Still, I can dream, right?

Ok, so what would I consider a good season for the Giants?

I’m looking for better continuity, which is something I don’t think this team has had in quite some time. By that I mean when it’s time to pass the baton to the next generation of players, often times in the past, that generation either moved on or never panned out.

Some excellent examples of the poor continuity can be tied to the draft classes of the past and how they haven’t worked out. At this point you would have hoped the Giants had at least some players from their 2010-2013 classes, yet they have zero.

That’s a big reason why they have struggled to remain consistent year in and year out; if you have to spend on free agents to replace talent you should have been developing, you’re not going to be a consistent contender.

By the end of this season, I want to see signs of continuity.

I want to know that the quarterback position is in good hands for when that day comes where Eli Manning is no longer under center.

I want to see someone step up and show he can handle the workload that Damon Harrison has handled with similar results.

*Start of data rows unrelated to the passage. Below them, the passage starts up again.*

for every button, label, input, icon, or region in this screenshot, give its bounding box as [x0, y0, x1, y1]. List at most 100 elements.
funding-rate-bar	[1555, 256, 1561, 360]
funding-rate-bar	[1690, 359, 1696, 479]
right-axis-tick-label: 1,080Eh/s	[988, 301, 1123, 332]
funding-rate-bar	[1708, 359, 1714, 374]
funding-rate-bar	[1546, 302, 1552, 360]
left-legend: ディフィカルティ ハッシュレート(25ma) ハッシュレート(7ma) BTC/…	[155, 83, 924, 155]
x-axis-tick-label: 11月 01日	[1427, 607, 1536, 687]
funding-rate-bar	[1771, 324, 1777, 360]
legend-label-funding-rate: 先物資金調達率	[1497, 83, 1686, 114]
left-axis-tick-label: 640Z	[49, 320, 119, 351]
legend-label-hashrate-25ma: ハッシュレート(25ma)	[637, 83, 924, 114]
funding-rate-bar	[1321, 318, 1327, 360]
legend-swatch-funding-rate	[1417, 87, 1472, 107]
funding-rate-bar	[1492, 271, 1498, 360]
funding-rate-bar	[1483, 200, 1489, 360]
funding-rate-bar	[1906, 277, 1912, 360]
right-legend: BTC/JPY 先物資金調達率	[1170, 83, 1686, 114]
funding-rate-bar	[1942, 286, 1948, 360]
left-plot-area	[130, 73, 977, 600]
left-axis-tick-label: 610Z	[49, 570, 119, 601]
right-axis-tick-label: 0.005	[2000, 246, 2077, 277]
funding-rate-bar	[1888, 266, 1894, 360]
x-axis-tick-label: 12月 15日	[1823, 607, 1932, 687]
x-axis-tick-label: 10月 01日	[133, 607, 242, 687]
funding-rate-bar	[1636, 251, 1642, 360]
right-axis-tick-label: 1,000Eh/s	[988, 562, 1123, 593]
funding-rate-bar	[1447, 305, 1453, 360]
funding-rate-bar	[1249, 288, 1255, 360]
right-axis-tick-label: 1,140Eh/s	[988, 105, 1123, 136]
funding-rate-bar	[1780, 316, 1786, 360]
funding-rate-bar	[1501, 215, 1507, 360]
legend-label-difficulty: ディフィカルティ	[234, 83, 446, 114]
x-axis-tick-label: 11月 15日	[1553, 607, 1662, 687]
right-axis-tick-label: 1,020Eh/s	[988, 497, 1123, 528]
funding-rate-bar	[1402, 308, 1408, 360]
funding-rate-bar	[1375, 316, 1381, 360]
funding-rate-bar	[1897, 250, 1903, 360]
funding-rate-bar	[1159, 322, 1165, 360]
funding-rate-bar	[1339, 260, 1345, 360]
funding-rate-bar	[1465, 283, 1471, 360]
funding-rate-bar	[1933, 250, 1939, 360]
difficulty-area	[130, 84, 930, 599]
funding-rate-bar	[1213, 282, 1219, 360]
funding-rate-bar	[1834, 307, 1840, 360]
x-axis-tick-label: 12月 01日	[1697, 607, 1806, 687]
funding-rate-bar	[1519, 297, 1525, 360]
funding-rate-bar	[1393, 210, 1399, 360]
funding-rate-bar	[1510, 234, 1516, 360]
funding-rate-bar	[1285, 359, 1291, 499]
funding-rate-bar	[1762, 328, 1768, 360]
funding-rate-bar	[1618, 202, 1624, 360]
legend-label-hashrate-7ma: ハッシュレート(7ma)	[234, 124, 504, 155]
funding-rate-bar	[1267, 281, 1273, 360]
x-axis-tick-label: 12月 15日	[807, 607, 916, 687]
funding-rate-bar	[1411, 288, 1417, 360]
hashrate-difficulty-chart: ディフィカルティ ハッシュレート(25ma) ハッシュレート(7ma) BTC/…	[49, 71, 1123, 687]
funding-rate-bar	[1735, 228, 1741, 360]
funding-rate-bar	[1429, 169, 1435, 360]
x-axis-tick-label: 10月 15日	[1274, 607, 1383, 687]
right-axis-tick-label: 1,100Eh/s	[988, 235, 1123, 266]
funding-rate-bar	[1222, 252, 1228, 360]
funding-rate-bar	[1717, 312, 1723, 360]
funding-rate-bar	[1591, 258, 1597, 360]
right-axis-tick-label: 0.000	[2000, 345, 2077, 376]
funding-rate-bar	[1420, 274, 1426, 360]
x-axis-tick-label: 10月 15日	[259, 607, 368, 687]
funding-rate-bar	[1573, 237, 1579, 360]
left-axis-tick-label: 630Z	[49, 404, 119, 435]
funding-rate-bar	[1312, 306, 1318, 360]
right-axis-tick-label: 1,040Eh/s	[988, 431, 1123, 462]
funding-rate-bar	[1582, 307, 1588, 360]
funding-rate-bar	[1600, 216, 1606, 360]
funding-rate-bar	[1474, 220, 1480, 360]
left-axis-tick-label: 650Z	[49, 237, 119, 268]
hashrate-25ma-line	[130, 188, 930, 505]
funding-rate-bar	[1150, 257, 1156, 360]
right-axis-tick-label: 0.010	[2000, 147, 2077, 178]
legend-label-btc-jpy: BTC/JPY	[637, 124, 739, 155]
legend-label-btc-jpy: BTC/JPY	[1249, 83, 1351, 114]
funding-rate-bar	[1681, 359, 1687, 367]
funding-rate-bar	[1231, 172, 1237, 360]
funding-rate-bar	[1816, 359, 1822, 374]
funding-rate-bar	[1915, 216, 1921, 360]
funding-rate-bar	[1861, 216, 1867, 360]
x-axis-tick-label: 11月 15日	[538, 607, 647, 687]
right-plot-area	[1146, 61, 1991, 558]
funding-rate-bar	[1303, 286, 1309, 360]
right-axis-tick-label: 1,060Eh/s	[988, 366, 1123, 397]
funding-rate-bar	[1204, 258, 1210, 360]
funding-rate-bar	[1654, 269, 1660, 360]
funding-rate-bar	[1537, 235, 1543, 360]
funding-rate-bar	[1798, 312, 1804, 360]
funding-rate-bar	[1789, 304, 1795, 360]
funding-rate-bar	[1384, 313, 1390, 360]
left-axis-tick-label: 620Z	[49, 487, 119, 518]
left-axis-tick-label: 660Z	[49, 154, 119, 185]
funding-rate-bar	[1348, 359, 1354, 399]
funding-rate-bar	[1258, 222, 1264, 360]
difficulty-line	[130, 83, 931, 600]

I want to feel good about the future of this team and see it become a constant presence in the postseason. I think they have the right folks in place; they just need to do it.

Valentine’s View

My BBV cohorts have talked in vague terms, using words like “continuity,” talking about “playing up to the talent on the roster,” or offering multiple ways to consider this a good season.

I am going to be more simplistic — and blunt. It’s called “The Playoffs.” That thing the Giants have missed five of the past six years.

The Giants’ new decision-makers made it very clear they still believe Eli Manning can be a winning quarterback. Everything that was done this offseason, from drafting Saquon Barkley to hiring James Bettcher as defensive coordinator was done to maximize the Giants’ chances of winning with Manning. Sure, they are also trying to set up for long-term success, but the primary objective is to win with Manning.

So, guess what? Now they have to win with Manning. That doesn’t mean winning the Super Bowl. It means being a competitive, playoff-caliber team. And it means Manning showing that the faith Dave Gettleman and Pat Shurmur are showing is not mis-placed.

Sure, good things can come out of the season if the playoffs are missed. Barkley could show that he was worth the No. 2 pick. Odell Beckham Jr. could have a monster year. One of the young quarterbacks could show promise for the future. Other young players could show that they are long-term building blocks.

Foe me, though, the Giants went all-in with Manning for the short term. So, plain and simple it’s time to win some games and get to the playoffs.